The stories need to serve the game.
Back in the day, outside of the arcade scene, adventure games were huge at one point, with Sierra dominating with their King's Quest series, Hero's Quest, Police Quest, Leisure Suit Larry, Space Quest, Laura Bow, Manhunter, Gabriel Knight, etc. Lucasarts had their own with Monkey Island, Zak Macracken, Day of the Tentacle, etc. And Infocom with their Zork Series and every other parser driven game they created.
Back when visuals were crappy, designers needed to make games with great stories to engage the mind, which could arguably provide the best graphics out there. As technology improved, the shift moved away from stories and more about visuals.

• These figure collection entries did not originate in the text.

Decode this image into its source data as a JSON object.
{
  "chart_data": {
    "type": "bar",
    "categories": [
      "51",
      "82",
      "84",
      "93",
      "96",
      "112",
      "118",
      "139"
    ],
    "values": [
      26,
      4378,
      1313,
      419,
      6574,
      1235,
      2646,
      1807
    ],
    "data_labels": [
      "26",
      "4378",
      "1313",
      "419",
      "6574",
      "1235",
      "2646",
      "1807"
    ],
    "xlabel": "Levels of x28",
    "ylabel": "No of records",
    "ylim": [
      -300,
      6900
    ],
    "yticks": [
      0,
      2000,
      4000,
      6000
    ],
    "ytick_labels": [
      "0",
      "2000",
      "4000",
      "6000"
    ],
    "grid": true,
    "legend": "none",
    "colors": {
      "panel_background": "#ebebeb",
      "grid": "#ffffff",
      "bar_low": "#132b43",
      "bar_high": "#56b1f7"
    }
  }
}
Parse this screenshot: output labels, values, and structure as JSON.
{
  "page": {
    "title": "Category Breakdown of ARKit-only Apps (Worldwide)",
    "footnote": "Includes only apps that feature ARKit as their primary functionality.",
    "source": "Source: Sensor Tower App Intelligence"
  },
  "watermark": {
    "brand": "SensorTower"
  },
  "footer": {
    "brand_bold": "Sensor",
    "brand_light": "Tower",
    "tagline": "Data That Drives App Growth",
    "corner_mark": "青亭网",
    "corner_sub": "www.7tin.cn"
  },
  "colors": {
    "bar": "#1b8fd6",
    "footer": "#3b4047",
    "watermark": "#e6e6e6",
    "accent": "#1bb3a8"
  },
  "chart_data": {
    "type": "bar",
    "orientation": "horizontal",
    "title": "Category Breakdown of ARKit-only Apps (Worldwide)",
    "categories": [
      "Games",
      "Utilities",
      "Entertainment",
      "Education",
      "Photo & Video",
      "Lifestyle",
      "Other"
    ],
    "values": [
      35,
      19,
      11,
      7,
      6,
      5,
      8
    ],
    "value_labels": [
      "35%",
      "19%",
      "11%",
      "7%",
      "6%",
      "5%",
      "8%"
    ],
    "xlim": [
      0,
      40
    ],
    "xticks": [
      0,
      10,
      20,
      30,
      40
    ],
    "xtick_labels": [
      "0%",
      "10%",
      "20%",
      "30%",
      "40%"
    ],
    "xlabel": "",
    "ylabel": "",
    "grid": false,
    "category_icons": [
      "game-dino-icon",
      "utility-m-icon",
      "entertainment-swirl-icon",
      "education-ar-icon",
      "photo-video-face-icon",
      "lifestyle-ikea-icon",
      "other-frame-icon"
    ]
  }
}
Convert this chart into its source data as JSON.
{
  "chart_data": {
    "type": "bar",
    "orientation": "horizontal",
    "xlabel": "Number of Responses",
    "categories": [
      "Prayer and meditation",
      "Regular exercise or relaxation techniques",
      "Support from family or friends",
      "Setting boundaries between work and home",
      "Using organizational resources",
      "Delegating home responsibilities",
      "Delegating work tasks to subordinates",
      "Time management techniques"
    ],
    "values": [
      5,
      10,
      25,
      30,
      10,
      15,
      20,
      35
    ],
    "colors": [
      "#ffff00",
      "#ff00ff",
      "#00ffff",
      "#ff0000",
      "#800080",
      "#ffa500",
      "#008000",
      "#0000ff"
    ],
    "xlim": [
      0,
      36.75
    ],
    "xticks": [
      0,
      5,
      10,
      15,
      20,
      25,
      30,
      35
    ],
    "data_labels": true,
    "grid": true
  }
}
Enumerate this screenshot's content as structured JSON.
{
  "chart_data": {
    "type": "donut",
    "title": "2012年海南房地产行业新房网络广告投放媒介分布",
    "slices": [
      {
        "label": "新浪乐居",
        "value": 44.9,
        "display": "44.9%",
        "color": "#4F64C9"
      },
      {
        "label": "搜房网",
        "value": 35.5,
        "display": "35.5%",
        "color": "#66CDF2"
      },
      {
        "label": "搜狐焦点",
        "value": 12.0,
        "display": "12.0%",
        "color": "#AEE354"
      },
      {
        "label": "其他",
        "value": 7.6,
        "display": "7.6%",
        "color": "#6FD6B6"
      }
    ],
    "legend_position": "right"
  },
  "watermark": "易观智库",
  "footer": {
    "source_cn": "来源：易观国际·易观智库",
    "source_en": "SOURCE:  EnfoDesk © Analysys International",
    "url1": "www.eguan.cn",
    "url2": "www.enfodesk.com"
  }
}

Will Wright said it best, "Back then, it was about 20% visuals and 80% mind, nowadays, it's 80% visuals and 20% mind." (paraphrase)
Arcade games necessarily had lackluster storylines, simply because of the niche they operated in. Rarely do people have time for a narrative in the span of a few minutes, which is what the average player does at an arcade.
The evolution of technology and gamespace affects how much narrative is focused on these days. We've gone from text-based games to graphically intensive games to online games. MMORPGs have questionable narrative content, but that's because it's hard to tell a story to thousands of people simultaneously in a medium where you don't control every aspect of the storytelling, a la movies. Instead, events are created and story is communicated in that fashion.
I agree that gameplay is still paramount, and that some designers would do well to remember that. Stories serve the game. If the game succeeds with a storyline like, "The president has been kidnapped," then so much the better. But it's definitely a measure of what type of game that determines the importance of story in it.